[Tex/LaTex] Selecting optical size

fontsfontsizetex-core

For some time I've seen LaTeX-produced documents that had slight differences in fonts. When you looked at them, they had the same Computer-Modern or Latin-Modern, however, they looked more stylized (more lightweight).

By chance, and looking at another question here, I came across this document: http://dw.tug.org/pracjourn/2006-1/robertson/robertson.pdf in which I've seen clearly the difference, and has to do with optical size for a font at a given (output) point size. Here is a capture:

enter image description here

Look how the last line (even when they're all typeset at 12pt) looks with a more light font. I also noticed that in some Beamer documents using the sans-serif family (some had a more lightweight version of the font).

So the question is, without using XeTeX or LuaTeX (just plain LaTeX/pdfTeX), how can I get that lightweight (optical at 17pt) font for the size I want?

PD. I also noticed that there were some differences if one used tex->dvi->dvips->ps and pdflatex->pdf. In some .ps documents I've seen through the web, the fonts looked more lightweight by default. Maybe some TeX installations select those bigger optical sizes by default to obtain a more pleasing font rendering.

Best Answer

It all boils down to write in your preamble, for example,

\usepackage[T1]{fontenc}
\DeclareFontFamily{T1}{lmr}{}
\DeclareFontShape{T1}{lmr}{m}{n}{<->ec-lmr17}{}
\DeclareFontShape{T1}{lmr}{m}{sl}{<->ec-lmro17}{}
\DeclareFontShape{T1}{lmr}{m}{it}{<->ec-lmri12}{}
\DeclareFontShape{T1}{lmr}{m}{sc}{<->ec-lmcsc10}{}
\DeclareFontShape{T1}{lmr}{bx}{n}{<->ec-lmbx12}{}
\DeclareFontShape{T1}{lmr}{bx}{it}{<->ec-lmbxi10}{}
\DeclareFontShape{T1}{lmr}{bx}{sl}{<->ec-lmbxo10}{}

I've just copied the declarations for the Latin Modern font, using the biggest design size font available, as stated in t1lmr.fd. Similar declarations should be done for the sans serif fonts.
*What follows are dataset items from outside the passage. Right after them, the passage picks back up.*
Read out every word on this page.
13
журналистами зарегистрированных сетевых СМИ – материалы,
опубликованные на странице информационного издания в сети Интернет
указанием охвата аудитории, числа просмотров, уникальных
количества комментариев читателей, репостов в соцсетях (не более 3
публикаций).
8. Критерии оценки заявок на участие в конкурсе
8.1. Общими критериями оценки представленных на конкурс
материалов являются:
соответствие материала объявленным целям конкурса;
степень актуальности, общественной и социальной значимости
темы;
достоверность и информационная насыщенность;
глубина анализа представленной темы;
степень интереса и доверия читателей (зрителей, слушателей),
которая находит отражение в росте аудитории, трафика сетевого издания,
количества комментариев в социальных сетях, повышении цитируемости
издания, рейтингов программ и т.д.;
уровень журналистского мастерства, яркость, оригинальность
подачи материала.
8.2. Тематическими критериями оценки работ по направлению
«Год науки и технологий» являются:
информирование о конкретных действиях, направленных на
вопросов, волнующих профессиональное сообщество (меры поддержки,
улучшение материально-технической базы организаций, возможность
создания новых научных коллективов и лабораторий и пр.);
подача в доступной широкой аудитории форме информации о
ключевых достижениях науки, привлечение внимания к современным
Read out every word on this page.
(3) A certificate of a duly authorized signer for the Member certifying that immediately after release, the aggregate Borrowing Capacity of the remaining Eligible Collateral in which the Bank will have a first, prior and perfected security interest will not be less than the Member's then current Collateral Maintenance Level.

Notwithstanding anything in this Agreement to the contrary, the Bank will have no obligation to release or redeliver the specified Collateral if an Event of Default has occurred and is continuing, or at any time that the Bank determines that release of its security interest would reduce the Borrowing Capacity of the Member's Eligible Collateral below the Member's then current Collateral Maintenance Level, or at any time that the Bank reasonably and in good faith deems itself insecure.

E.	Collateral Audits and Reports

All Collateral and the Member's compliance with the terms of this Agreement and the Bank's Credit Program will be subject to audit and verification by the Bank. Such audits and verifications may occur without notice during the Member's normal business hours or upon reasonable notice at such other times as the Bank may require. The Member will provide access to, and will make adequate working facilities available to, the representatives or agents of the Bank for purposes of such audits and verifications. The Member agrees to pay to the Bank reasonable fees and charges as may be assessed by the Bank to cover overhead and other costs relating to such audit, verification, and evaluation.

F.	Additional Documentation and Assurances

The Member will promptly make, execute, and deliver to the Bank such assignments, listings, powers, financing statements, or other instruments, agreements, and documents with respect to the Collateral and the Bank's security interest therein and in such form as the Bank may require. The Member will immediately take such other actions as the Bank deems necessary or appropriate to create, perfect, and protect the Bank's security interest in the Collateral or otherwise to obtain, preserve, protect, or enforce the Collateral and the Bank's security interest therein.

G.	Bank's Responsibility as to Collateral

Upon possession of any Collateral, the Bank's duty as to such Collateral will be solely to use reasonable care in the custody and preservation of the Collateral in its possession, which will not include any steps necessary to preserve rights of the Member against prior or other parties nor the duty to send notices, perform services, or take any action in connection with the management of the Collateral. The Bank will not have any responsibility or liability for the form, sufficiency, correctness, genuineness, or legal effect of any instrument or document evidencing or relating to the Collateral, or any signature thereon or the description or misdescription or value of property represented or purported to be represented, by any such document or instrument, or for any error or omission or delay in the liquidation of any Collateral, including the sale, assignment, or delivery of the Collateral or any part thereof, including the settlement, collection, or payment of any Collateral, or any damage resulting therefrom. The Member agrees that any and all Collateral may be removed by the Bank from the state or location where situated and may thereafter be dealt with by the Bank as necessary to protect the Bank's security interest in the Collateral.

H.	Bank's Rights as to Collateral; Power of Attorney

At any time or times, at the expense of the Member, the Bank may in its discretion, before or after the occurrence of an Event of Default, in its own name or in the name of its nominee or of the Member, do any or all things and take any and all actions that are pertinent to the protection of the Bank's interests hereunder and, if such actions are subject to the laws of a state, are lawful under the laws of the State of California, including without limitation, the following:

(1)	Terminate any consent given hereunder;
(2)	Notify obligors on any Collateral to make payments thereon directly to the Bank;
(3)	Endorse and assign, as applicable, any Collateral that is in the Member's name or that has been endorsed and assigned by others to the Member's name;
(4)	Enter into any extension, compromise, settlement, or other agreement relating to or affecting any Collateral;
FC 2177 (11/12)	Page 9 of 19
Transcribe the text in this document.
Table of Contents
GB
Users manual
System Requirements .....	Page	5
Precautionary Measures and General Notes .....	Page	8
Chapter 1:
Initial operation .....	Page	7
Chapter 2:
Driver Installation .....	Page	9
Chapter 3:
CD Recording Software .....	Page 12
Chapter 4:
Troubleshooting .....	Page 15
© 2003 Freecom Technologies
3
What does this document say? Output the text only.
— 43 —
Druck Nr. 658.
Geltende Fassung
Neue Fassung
I don't think it's a good idea, though: well designed fonts gain in legibility and pleasantness from the fact that they have slightly different shapes at different sizes.

The differences you see in documents may depend on various reasons, the main one is the actual fonts a machine uses: they may be Type3 converted from bitmaps, BlueSky Computer Modern Type1 fonts, CM-Super fonts, or other versions.